Cybersecurity researchers have discovered that a third-party plug-in available for OpenAI ChatGPT could become a new attack surface for threat actors seeking to gain unauthorized access to sensitive data.
According to new research released by Salt Labs, security vulnerabilities discovered directly within ChatGPT and the ecosystem could allow attackers to install malicious plug-ins without user consent and hijack accounts on third-party sites such as GitHub.
The ChatGPT plug-in, as the name suggests, is a tool designed to run on top of a large language model (LLM) and is designed to access the latest information, run calculations, or access third-party services.
Since then, OpenAI has also launched GPT, a customized version of ChatGPT tailored for specific use cases while reducing reliance on third-party services. Starting March 19, 2024, ChatGPT users will no longer be able to install new plugins or create new conversations with existing plugins.
One of the flaws discovered by Salt Labs involves exploiting the OAuth workflow to trick users into installing arbitrary plugins by exploiting ChatGPT without verifying the fact that the user actually started the plugin installation.
This essentially allows threat actors to intercept and steal any data shared by the victim, which may contain proprietary information.

The cybersecurity firm also discovered issues with PluginLab that could be exploited by threat actors to conduct zero-click account takeover attacks, allowing them to take control of an organization’s accounts on third-party sites such as GitHub and access its source code repositories.
“‘auth.pluginlab[.]ai/oauth/authorized’ does not authenticate the request, which means an attacker can insert another memberId (aka the victim) and obtain a code representing the victim,” explained security researcher Aviad Carmel. “Through this code, he was able to use ChatGPT and access the victim’s GitHub.”
The victim’s memberId can be obtained by querying the endpoint “auth.pluginlab”[.]ai/members/requestMagicEmailCode. “There is no evidence that any user data has been compromised as a result of this flaw.”
An OAuth redirect manipulation bug was also discovered in several plug-ins, including Kesem AI, which could allow an attacker to steal account credentials associated with the plug-in itself by sending a specially crafted link to the victim.
A few weeks ago, Imperva detailed two cross-site scripting (XSS) vulnerabilities in ChatGPT that could be linked to seize control of any account.
In December 2023, security researcher Johann Rehberger demonstrated how malicious actors could create custom GPTs, obtain user credentials through phishing and transfer stolen data to external servers.
New remote keylogging attack targets artificial intelligence assistants
The findings also follow new research released this week on LLM side-channel attacks, which use token length as a stealth method to extract encrypted responses from AI assistants over the network.
A team of academics from Ben-Gurion University and the Offensive Artificial Intelligence Research Laboratory said: “The LL.M. generates and sends responses in the form of a series of tokens (similar to single words), with each token transmitted from the server as it is generated. to the user.”
“Although this process is encrypted, sequential token transmission exposes a new side channel: the token length side channel.

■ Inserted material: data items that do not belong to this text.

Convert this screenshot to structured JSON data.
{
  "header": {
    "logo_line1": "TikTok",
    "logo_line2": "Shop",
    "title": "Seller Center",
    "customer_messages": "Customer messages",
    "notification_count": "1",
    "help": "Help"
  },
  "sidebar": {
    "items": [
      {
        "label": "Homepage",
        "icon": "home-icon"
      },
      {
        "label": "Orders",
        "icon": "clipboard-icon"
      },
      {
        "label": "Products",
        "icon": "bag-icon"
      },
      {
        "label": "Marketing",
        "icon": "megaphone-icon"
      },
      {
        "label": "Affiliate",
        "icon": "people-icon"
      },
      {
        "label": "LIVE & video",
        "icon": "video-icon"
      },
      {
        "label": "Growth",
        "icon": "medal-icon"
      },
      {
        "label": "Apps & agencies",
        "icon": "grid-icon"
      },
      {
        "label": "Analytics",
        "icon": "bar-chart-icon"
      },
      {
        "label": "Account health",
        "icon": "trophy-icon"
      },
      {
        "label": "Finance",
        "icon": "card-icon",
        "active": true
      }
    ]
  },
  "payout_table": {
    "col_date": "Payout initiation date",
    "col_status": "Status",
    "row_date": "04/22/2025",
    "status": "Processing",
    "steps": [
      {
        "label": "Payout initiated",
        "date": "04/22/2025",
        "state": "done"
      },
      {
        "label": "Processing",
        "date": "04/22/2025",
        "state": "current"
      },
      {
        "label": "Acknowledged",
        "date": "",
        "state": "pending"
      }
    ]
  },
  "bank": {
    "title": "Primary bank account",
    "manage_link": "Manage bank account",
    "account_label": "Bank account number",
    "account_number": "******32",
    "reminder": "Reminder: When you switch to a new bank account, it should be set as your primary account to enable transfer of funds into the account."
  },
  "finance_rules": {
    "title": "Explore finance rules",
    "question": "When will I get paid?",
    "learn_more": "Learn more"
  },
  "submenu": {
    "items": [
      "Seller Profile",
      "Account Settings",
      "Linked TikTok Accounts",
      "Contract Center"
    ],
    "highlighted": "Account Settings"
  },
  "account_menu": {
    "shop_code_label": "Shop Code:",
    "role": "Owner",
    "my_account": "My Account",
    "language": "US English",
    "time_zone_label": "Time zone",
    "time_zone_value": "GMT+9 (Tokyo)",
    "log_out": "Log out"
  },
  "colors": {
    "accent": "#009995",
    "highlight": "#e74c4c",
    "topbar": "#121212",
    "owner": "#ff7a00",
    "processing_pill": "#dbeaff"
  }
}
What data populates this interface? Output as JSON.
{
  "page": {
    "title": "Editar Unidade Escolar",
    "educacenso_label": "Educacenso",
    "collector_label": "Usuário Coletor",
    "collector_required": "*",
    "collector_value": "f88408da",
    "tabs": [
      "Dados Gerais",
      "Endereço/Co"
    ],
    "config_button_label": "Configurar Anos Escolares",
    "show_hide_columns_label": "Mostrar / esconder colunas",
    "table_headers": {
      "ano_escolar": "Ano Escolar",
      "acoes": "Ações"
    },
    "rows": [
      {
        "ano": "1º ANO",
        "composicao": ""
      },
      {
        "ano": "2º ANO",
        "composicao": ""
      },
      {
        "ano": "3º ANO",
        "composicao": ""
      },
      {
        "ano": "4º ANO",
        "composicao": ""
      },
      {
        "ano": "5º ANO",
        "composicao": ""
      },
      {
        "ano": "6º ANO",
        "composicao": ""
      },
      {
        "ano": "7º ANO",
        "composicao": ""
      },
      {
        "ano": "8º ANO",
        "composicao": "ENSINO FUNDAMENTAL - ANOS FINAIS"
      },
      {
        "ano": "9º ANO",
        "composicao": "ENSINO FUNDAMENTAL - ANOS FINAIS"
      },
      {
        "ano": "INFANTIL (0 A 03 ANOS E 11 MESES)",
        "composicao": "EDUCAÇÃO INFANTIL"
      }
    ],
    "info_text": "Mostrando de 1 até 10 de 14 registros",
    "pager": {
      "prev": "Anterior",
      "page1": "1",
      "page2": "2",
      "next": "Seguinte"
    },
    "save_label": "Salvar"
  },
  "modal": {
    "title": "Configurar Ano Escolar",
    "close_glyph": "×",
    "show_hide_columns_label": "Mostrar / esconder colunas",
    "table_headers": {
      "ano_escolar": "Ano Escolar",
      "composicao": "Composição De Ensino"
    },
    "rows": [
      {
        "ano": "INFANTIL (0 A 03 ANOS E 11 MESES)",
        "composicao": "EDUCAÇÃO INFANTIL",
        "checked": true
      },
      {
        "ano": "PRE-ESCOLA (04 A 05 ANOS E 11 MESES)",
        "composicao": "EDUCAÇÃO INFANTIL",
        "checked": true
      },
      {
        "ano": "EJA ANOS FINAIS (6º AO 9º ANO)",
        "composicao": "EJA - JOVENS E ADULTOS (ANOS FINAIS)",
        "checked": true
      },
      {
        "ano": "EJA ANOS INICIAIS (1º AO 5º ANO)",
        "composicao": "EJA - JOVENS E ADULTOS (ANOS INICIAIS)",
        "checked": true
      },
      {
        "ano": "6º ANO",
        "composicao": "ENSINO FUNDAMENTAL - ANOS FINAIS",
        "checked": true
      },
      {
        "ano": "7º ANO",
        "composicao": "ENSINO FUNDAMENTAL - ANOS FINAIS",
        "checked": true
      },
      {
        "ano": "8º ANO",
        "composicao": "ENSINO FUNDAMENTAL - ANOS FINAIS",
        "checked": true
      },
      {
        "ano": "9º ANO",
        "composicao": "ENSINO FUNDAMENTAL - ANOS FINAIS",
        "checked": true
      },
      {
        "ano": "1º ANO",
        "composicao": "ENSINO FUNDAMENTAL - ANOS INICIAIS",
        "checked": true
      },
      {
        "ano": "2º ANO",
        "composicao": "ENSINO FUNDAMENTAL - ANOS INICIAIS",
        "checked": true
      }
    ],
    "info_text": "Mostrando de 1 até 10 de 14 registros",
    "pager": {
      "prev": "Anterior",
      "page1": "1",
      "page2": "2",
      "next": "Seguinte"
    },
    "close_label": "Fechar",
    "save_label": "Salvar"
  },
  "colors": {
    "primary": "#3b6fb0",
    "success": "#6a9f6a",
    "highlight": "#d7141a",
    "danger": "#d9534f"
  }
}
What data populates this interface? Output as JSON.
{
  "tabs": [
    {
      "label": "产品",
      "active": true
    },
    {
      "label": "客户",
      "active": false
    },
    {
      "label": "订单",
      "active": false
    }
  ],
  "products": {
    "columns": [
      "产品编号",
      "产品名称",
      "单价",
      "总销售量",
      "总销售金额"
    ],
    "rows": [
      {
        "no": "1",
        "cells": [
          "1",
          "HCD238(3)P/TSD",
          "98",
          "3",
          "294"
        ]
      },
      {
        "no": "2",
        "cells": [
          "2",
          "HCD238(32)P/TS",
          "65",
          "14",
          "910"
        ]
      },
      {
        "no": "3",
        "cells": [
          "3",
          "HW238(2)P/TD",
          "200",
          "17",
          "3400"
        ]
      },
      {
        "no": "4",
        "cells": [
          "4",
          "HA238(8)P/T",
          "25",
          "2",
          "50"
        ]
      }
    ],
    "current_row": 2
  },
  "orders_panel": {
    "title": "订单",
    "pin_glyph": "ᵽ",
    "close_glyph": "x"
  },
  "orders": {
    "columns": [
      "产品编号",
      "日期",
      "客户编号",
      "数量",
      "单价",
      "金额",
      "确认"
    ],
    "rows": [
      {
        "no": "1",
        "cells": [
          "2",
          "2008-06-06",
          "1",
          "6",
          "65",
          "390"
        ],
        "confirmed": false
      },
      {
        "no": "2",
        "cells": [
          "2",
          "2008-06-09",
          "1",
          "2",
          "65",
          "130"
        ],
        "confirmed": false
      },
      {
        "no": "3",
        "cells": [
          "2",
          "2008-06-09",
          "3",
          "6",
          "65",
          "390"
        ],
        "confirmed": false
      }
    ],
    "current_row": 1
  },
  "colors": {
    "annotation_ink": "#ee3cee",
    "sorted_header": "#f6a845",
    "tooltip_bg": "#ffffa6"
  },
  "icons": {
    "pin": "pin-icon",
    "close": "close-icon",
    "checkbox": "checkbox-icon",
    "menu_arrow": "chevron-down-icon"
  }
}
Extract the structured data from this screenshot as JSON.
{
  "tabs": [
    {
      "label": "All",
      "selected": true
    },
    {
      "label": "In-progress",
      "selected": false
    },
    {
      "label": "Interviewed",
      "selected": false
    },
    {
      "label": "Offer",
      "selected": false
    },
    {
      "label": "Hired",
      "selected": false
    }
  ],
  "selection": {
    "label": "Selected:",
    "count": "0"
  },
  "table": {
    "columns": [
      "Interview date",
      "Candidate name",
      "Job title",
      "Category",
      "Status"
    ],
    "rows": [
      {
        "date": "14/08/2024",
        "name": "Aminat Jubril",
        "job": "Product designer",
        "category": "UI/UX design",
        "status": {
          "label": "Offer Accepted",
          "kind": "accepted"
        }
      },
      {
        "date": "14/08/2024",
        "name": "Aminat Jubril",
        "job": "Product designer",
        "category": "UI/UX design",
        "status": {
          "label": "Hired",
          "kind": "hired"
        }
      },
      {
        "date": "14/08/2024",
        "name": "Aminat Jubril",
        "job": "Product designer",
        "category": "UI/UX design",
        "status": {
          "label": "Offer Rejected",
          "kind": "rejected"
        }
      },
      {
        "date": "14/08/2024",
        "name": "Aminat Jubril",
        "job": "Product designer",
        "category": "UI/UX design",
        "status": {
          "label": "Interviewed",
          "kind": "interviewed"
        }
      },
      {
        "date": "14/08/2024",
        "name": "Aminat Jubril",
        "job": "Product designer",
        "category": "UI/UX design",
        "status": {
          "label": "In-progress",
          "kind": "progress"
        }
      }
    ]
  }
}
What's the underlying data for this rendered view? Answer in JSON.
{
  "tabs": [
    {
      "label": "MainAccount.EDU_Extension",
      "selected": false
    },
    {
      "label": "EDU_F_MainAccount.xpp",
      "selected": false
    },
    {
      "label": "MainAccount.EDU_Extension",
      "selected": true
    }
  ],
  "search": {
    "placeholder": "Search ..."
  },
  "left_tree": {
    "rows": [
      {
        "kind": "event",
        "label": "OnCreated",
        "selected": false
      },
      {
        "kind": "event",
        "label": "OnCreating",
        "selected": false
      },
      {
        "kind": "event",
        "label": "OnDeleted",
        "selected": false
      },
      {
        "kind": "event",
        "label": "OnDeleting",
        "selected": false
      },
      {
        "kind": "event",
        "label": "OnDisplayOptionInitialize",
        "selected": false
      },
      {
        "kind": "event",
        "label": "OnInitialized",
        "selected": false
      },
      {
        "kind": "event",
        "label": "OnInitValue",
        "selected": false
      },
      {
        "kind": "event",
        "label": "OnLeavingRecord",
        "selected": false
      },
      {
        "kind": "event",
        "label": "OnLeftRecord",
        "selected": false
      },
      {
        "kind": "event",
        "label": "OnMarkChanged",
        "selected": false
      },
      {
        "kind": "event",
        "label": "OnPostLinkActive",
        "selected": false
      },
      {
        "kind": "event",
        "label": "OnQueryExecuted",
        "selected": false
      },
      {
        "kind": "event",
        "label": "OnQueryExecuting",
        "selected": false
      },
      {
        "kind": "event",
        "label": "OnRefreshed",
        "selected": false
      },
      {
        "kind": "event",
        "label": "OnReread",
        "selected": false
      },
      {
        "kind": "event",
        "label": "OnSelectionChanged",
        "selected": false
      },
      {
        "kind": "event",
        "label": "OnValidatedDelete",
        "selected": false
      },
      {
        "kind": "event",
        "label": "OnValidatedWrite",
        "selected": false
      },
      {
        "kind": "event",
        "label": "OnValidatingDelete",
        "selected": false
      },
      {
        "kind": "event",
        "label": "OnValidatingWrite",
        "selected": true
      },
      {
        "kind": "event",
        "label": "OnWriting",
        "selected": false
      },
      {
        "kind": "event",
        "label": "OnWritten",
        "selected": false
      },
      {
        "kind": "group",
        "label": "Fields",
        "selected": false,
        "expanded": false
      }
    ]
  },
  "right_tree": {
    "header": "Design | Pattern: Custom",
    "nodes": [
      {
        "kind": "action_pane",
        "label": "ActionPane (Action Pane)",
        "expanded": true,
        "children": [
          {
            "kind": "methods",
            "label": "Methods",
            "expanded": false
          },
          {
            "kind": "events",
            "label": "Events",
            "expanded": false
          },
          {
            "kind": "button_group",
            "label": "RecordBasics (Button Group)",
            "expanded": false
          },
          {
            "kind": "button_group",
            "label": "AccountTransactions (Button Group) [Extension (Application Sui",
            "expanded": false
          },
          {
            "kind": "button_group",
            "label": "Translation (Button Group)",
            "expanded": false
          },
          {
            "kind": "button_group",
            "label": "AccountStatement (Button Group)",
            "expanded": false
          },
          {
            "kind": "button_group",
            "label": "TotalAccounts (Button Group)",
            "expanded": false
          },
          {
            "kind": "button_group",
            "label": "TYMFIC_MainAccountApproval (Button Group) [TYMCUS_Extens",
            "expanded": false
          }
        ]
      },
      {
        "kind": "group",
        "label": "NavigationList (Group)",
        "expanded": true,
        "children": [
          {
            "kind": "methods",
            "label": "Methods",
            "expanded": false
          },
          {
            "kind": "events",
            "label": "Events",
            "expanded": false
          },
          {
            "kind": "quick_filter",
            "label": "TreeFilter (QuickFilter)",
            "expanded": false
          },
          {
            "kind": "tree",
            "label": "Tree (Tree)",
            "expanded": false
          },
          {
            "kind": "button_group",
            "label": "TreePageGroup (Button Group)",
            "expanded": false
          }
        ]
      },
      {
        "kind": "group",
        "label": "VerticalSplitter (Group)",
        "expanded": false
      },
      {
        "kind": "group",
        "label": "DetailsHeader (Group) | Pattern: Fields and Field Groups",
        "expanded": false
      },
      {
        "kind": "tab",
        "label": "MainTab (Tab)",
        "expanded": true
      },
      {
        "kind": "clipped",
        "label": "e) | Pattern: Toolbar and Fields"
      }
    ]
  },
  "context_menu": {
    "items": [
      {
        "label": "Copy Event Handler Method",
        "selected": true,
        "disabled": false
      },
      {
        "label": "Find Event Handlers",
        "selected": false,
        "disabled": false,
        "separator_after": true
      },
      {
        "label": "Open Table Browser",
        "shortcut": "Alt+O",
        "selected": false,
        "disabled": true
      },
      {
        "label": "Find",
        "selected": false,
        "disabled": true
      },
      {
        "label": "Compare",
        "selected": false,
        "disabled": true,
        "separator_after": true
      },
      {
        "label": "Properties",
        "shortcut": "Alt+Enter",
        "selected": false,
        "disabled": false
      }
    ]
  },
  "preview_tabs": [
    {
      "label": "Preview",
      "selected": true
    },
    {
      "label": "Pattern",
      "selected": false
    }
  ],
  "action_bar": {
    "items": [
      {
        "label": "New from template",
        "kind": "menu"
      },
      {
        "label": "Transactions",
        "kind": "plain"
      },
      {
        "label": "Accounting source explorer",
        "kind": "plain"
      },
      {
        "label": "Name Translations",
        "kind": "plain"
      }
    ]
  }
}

Although encrypted, the size of the packet can reveal the length of the token, potentially enabling An attacker is able to infer the length of the token.” Sensitive and confidential information shared in private AI assistant conversations. “

This is accomplished through a token inference attack, which aims to decipher responses in encrypted traffic by training an LLM model capable of converting sequences of token lengths into their natural language sentence counterparts (i.e., plaintext).
In other words, the core idea is to intercept live chat responses with the LLM provider, use network packet headers to infer the length of each token, extract and parse the text fields, and use a custom LLM to infer the response.

Two key prerequisites for launching an attack are an AI chat client running in streaming mode and an adversary capable of capturing network traffic between the client and the AI chatbot.
To counteract the effectiveness of side-channel attacks, companies developing artificial intelligence assistants are advised to apply random padding to mask the actual length of the token, transmit tokens in larger groups rather than individually, and send complete responses immediately, Rather than sending a complete response all at once. Symbol by symbol fashion.
“Balancing security with availability and performance is a complex challenge that requires careful consideration,” the researchers concluded.